Le jeune homme observa leur ballet un temps avant de vérifier sa montre. L'heure était passée de cinq minutes déjà. Il reprit son repérage, en décachetant de sa main libre un chewing gum qu'il avait sorti de sa poche. Chichi n'aimerait pas sentir son haleine tabagique. Pour l'odeur sur ses vêtements, il expliquait toujours qu'il s'agissait des clients du restaurant où il était censé travailler, mais son haleine, il devait y veiller.

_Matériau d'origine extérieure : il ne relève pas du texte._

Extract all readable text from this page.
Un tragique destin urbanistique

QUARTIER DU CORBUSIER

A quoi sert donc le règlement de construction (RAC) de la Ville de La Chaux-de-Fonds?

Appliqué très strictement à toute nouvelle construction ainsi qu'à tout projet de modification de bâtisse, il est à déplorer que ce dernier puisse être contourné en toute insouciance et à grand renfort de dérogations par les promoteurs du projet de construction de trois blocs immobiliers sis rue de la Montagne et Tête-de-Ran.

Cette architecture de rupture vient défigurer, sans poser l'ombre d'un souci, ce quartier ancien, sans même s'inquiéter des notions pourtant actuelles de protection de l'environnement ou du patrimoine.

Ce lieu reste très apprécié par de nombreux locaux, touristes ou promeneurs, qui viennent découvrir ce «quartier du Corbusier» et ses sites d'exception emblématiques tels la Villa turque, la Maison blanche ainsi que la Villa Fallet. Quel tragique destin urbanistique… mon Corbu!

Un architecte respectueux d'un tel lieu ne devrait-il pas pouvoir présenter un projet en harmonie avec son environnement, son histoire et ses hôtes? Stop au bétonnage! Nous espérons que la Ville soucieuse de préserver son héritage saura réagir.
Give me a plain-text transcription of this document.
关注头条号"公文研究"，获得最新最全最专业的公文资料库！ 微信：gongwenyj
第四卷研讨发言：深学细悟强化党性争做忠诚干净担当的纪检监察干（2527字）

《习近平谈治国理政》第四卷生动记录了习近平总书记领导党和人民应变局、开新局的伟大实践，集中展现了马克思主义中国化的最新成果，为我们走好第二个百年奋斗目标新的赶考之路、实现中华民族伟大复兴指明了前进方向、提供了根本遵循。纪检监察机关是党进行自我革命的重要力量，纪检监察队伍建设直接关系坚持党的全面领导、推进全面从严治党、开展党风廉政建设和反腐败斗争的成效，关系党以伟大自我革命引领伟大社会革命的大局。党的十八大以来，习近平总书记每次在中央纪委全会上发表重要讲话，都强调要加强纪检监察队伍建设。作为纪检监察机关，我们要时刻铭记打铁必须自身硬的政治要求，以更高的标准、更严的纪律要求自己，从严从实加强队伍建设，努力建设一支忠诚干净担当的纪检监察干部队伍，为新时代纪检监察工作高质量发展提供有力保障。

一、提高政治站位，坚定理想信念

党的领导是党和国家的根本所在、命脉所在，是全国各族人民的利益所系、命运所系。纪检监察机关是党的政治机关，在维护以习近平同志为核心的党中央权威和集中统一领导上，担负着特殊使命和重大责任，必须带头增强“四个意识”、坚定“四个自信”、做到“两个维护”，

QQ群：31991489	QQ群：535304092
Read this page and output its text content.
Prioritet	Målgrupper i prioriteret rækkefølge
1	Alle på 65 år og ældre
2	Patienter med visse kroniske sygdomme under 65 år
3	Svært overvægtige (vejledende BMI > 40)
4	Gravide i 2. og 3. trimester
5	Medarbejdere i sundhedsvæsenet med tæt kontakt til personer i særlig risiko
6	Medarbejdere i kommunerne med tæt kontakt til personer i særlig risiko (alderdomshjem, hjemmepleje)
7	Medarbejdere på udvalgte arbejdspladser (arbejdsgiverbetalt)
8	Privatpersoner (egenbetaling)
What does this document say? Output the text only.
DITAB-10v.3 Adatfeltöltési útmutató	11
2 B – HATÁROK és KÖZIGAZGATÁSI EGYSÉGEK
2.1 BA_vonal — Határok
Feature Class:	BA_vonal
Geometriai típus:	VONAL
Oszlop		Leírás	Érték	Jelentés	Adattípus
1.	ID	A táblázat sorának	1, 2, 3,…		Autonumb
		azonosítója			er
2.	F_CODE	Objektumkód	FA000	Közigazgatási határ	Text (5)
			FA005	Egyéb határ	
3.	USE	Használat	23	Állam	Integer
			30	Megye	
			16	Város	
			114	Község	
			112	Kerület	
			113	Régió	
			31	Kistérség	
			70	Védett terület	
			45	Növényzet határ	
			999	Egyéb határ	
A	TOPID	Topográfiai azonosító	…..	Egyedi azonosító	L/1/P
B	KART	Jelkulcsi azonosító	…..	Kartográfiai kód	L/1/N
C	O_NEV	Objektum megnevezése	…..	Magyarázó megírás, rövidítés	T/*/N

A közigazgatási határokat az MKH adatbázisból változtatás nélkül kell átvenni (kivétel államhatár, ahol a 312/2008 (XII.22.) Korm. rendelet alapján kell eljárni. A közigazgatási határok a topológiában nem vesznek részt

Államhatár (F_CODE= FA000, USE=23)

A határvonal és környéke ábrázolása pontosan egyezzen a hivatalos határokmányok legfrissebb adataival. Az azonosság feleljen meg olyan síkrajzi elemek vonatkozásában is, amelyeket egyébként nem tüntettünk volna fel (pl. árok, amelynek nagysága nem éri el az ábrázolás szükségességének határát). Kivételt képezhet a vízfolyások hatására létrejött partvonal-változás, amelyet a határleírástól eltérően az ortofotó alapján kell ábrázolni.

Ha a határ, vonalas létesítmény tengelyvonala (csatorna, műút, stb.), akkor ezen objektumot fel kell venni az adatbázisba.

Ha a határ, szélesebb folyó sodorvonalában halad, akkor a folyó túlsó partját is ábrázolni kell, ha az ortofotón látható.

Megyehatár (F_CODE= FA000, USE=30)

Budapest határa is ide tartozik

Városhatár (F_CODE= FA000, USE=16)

Enfin, une voiture qui pouvait correspondre s'arrêta devant le voiturier. Un chauffeur en descendit et s'adossa à la portière, dans l'intention évidente d'attendre patiemment ses passagers. Il échangea quelques mots avec le voiturier. Gohan compta.

Le chauffeur, un. Le voiturier, deux. Un groom chargé de valises près de l'entrée, trois. Une vieille dame avec un caniche excité, quatre. Une blonde très décolorée en fourrure extravagante par cette chaleur, cinq. Un vieux ridé avec des catogans, au bras de la blonde, Six. Le rayon d'énergie pure transperça son front à une vitesse si vertigineuse que les spectateurs eurent du mal à comprendre, sur l'instant, ce qui venait d'arriver. Même la blonde pulpeuse ne réalisa pas immédiatement pourquoi sa fourrure immaculée s'était subitement tachée de rouge. Le type à la queue de cheval s'affaissa sur le sol avec un son mat, et tout de suite derrière, les hurlements combinés de la fille à son bras et du caniche hystérique, retentirent jusqu'au toit où Gohan se tenait, le doigt toujours en suspens, pointé dans leur direction.

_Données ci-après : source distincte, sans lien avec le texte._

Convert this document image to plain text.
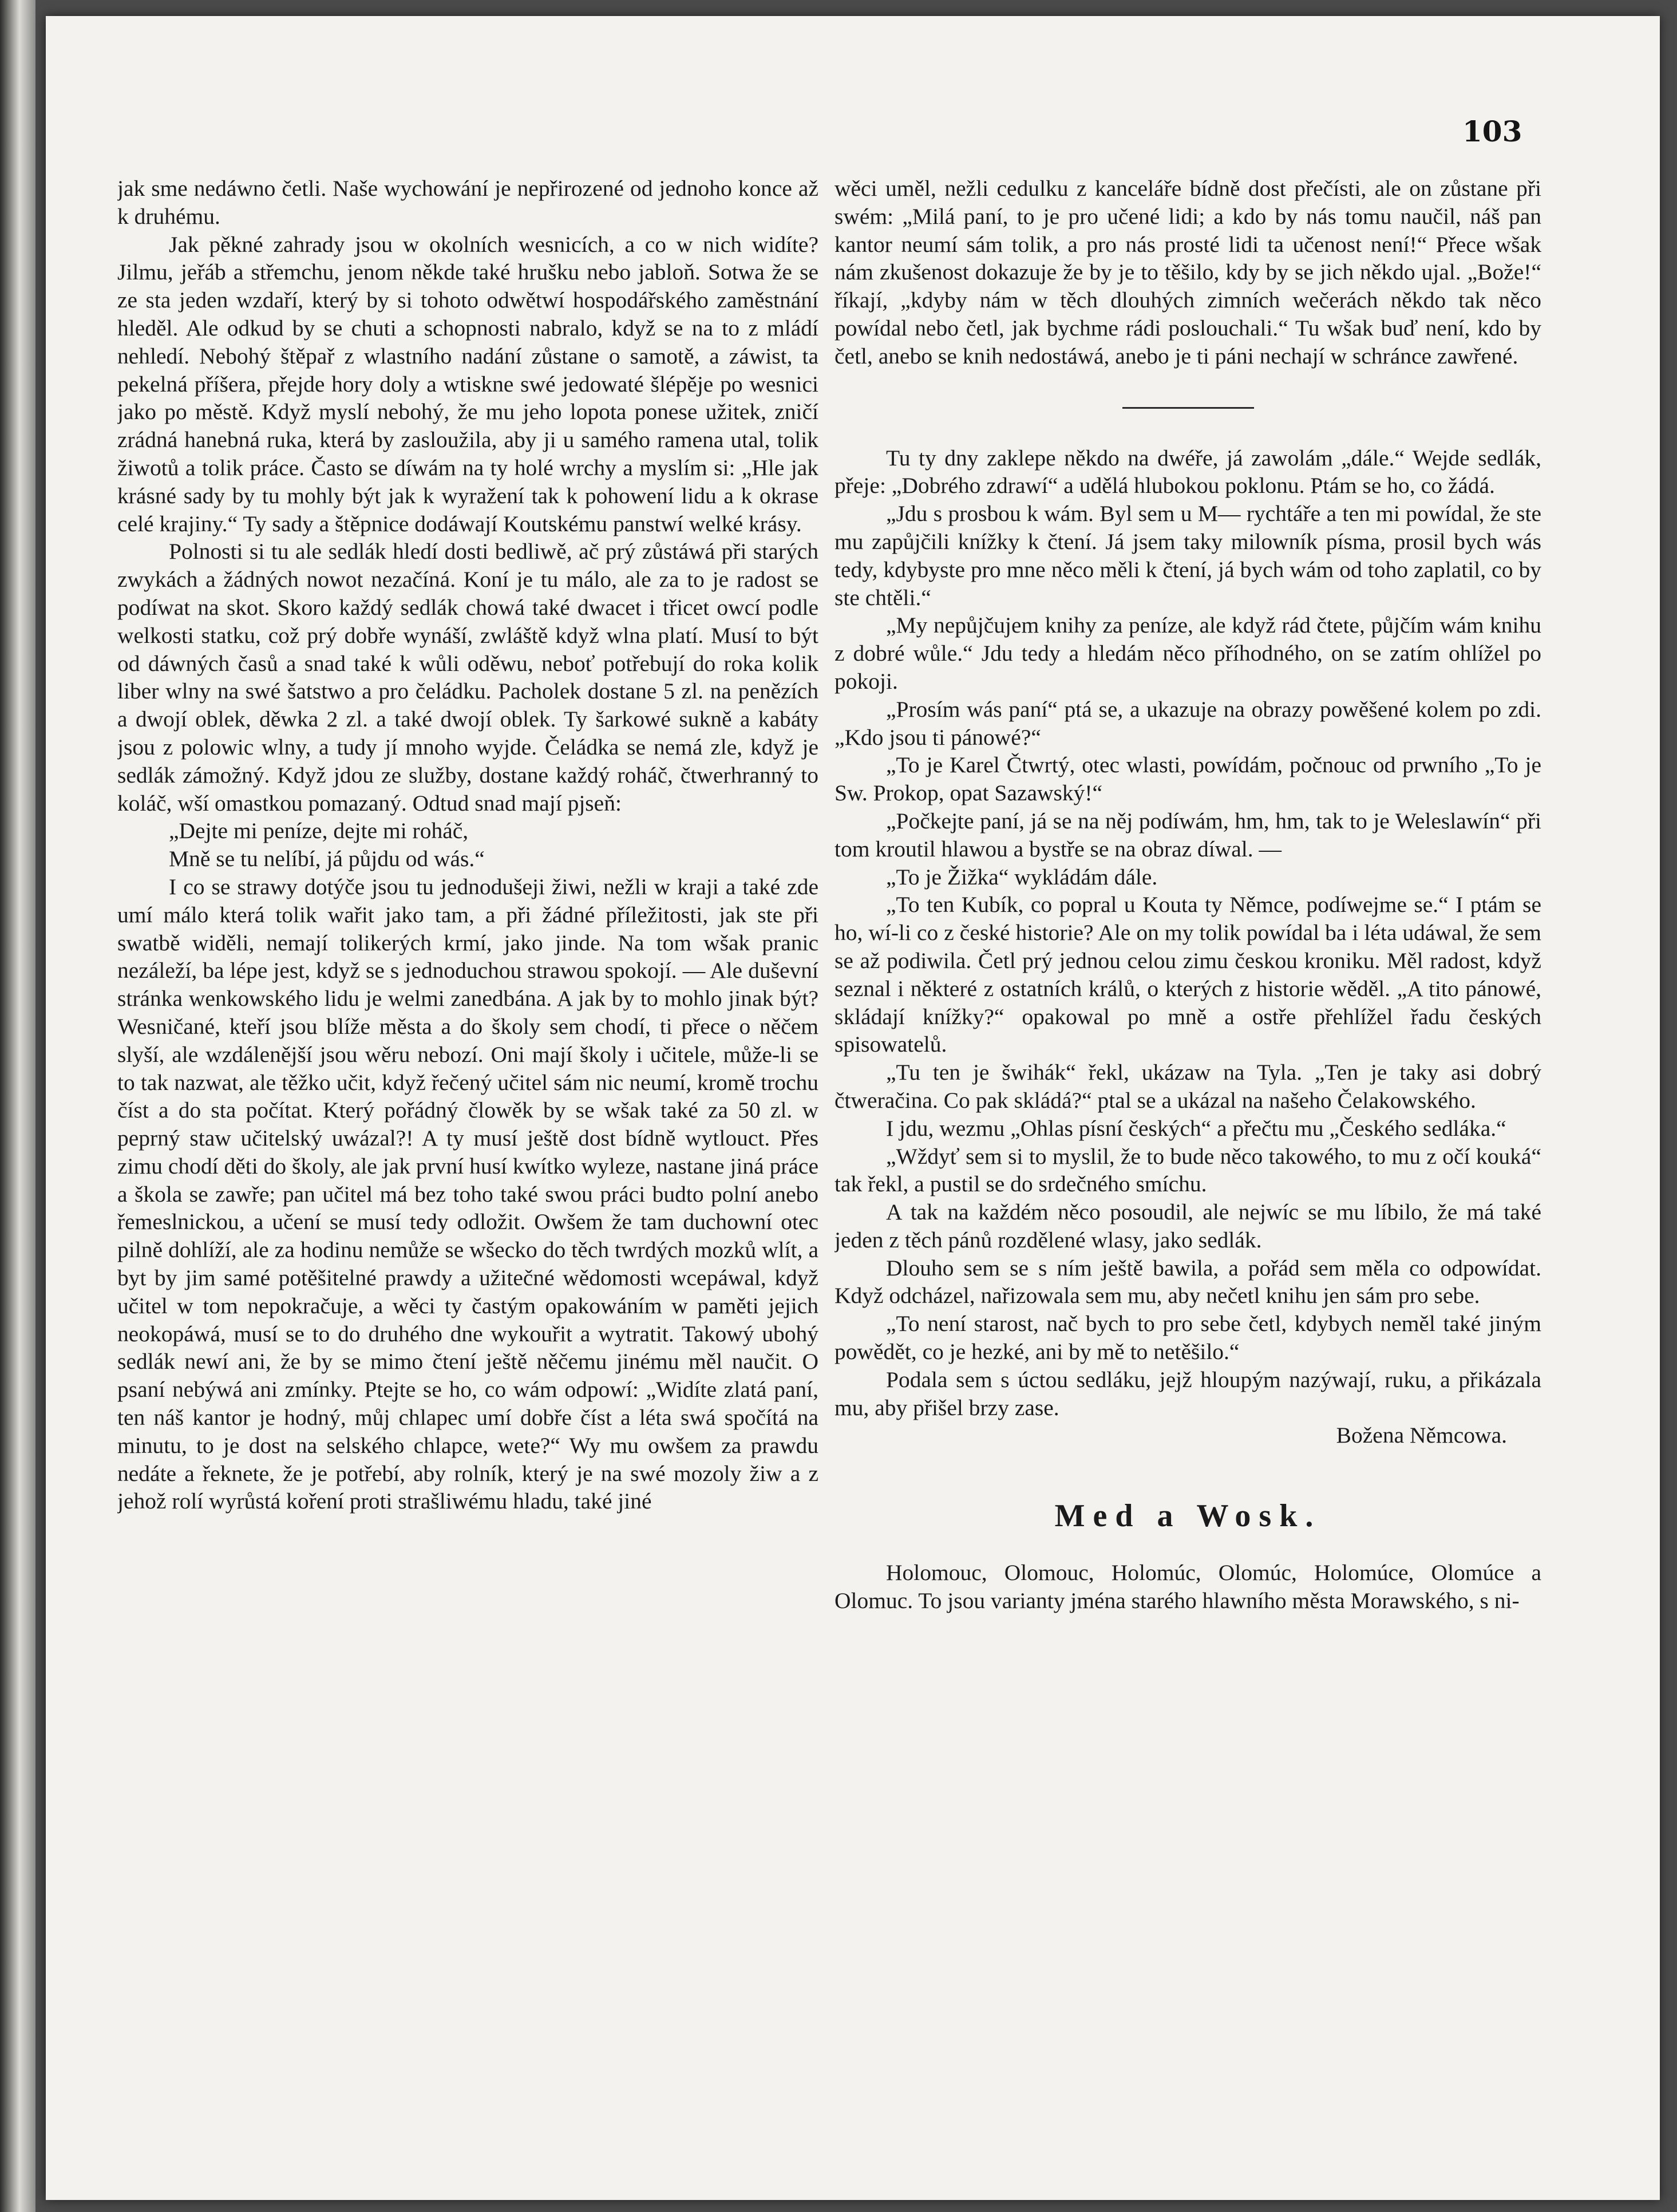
103

jak sme nedáwno četli. Naše wychowání je nepřirozené od jednoho konce až k druhému.

Jak pěkné zahrady jsou w okolních wesnicích, a co w nich widíte? Jilmu, jeřáb a střemchu, jenom někde také hrušku nebo jabloň. Sotwa že se ze sta jeden wzdaří, který by si tohoto odwětwí hospodářského zaměstnání hleděl. Ale odkud by se chuti a schopnosti nabralo, když se na to z mládí nehledí. Nebohý štěpař z wlastního nadání zůstane o samotě, a záwist, ta pekelná příšera, přejde hory doly a wtiskne swé jedowaté šlépěje po wesnici jako po městě. Když myslí nebohý, že mu jeho lopota ponese užitek, zničí zrádná hanebná ruka, která by zasloužila, aby ji u samého ramena utal, tolik žiwotů a tolik práce. Často se díwám na ty holé wrchy a myslím si: „Hle jak krásné sady by tu mohly být jak k wyražení tak k pohowení lidu a k okrase celé krajiny.“ Ty sady a štěpnice dodáwají Koutskému panstwí welké krásy.

Polnosti si tu ale sedlák hledí dosti bedliwě, ač prý zůstáwá při starých zwykách a žádných nowot nezačíná. Koní je tu málo, ale za to je radost se podíwat na skot. Skoro každý sedlák chowá také dwacet i třicet owcí podle welkosti statku, což prý dobře wynáší, zwláště když wlna platí. Musí to být od dáwných časů a snad také k wůli oděwu, neboť potřebují do roka kolik liber wlny na swé šatstwo a pro čeládku. Pacholek dostane 5 zl. na penězích a dwojí oblek, děwka 2 zl. a také dwojí oblek. Ty šarkowé sukně a kabáty jsou z polowic wlny, a tudy jí mnoho wyjde. Čeládka se nemá zle, když je sedlák zámožný. Když jdou ze služby, dostane každý roháč, čtwerhranný to koláč, wší omastkou pomazaný. Odtud snad mají pjseň:

„Dejte mi peníze, dejte mi roháč,

Mně se tu nelíbí, já půjdu od wás.“

I co se strawy dotýče jsou tu jednodušeji žiwi, nežli w kraji a také zde umí málo která tolik wařit jako tam, a při žádné příležitosti, jak ste při swatbě widěli, nemají tolikerých krmí, jako jinde. Na tom wšak pranic nezáleží, ba lépe jest, když se s jednoduchou strawou spokojí. — Ale duševní stránka wenkowského lidu je welmi zanedbána. A jak by to mohlo jinak být? Wesničané, kteří jsou blíže města a do školy sem chodí, ti přece o něčem slyší, ale wzdálenější jsou wěru nebozí. Oni mají školy i učitele, může-li se to tak nazwat, ale těžko učit, když řečený učitel sám nic neumí, kromě trochu číst a do sta počítat. Který pořádný člowěk by se wšak také za 50 zl. w peprný staw učitelský uwázal?! A ty musí ještě dost bídně wytlouct. Přes zimu chodí děti do školy, ale jak první husí kwítko wyleze, nastane jiná práce a škola se zawře; pan učitel má bez toho také swou práci budto polní anebo řemeslnickou, a učení se musí tedy odložit. Owšem že tam duchowní otec pilně dohlíží, ale za hodinu nemůže se wšecko do těch twrdých mozků wlít, a byt by jim samé potěšitelné prawdy a užitečné wědomosti wcepáwal, když učitel w tom nepokračuje, a wěci ty častým opakowáním w paměti jejich neokopáwá, musí se to do druhého dne wykouřit a wytratit. Takowý ubohý sedlák newí ani, že by se mimo čtení ještě něčemu jinému měl naučit. O psaní nebýwá ani zmínky. Ptejte se ho, co wám odpowí: „Widíte zlatá paní, ten náš kantor je hodný, můj chlapec umí dobře číst a léta swá spočítá na minutu, to je dost na selského chlapce, wete?“ Wy mu owšem za prawdu nedáte a řeknete, že je potřebí, aby rolník, který je na swé mozoly žiw a z jehož rolí wyrůstá koření proti strašliwému hladu, také jiné

wěci uměl, nežli cedulku z kanceláře bídně dost přečísti, ale on zůstane při swém: „Milá paní, to je pro učené lidi; a kdo by nás tomu naučil, náš pan kantor neumí sám tolik, a pro nás prosté lidi ta učenost není!“ Přece wšak nám zkušenost dokazuje že by je to těšilo, kdy by se jich někdo ujal. „Bože!“ říkají, „kdyby nám w těch dlouhých zimních wečerách někdo tak něco powídal nebo četl, jak bychme rádi poslouchali.“ Tu wšak buď není, kdo by četl, anebo se knih nedostáwá, anebo je ti páni nechají w schránce zawřené.

Tu ty dny zaklepe někdo na dwéře, já zawolám „dále.“ Wejde sedlák, přeje: „Dobrého zdrawí“ a udělá hlubokou poklonu. Ptám se ho, co žádá.

„Jdu s prosbou k wám. Byl sem u M— rychtáře a ten mi powídal, že ste mu zapůjčili knížky k čtení. Já jsem taky milowník písma, prosil bych wás tedy, kdybyste pro mne něco měli k čtení, já bych wám od toho zaplatil, co by ste chtěli.“

„My nepůjčujem knihy za peníze, ale když rád čtete, půjčím wám knihu z dobré wůle.“ Jdu tedy a hledám něco příhodného, on se zatím ohlížel po pokoji.

„Prosím wás paní“ ptá se, a ukazuje na obrazy powěšené kolem po zdi. „Kdo jsou ti pánowé?“

„To je Karel Čtwrtý, otec wlasti, powídám, počnouc od prwního „To je Sw. Prokop, opat Sazawský!“

„Počkejte paní, já se na něj podíwám, hm, hm, tak to je Weleslawín“ při tom kroutil hlawou a bystře se na obraz díwal. —

„To je Žižka“ wykládám dále.

„To ten Kubík, co popral u Kouta ty Němce, podíwejme se.“ I ptám se ho, wí-li co z české historie? Ale on my tolik powídal ba i léta udáwal, že sem se až podiwila. Četl prý jednou celou zimu českou kroniku. Měl radost, když seznal i některé z ostatních králů, o kterých z historie wěděl. „A tito pánowé, skládají knížky?“ opakowal po mně a ostře přehlížel řadu českých spisowatelů.

„Tu ten je šwihák“ řekl, ukázaw na Tyla. „Ten je taky asi dobrý čtweračina. Co pak skládá?“ ptal se a ukázal na našeho Čelakowského.

I jdu, wezmu „Ohlas písní českých“ a přečtu mu „Českého sedláka.“

„Wždyť sem si to myslil, že to bude něco takowého, to mu z očí kouká“ tak řekl, a pustil se do srdečného smíchu.

A tak na každém něco posoudil, ale nejwíc se mu líbilo, že má také jeden z těch pánů rozdělené wlasy, jako sedlák.

Dlouho sem se s ním ještě bawila, a pořád sem měla co odpowídat. Když odcházel, nařizowala sem mu, aby nečetl knihu jen sám pro sebe.

„To není starost, nač bych to pro sebe četl, kdybych neměl také jiným powědět, co je hezké, ani by mě to netěšilo.“

Podala sem s úctou sedláku, jejž hloupým nazýwají, ruku, a přikázala mu, aby přišel brzy zase.

Božena Němcowa.

Med a Wosk.

Holomouc, Olomouc, Holomúc, Olomúc, Holomúce, Olomúce a Olomuc. To jsou varianty jména starého hlawního města Morawského, s ni-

Il se recula prudemment et ne se releva que, quand il fut sûr d'être hors de vue. Il gagna l'extrémité opposée de la terrasse, indifférent aux clameurs qui résonnaient jusqu'à lui. Il s'envola sans bruit et piqua en direction de chez Barney.

Il atterrit dans une ruelle à proximité, se débarrassa du chèche qui couvrait toujours sa bouche et enfila une veste en jean. Il cracha son chewing gum et alluma une nouvelle cigarette en se dirigeant vers l'entrée de la cafétéria.

- Gohan, mon ami ! Tu es de sortie ? s'écria Barney depuis le comptoir.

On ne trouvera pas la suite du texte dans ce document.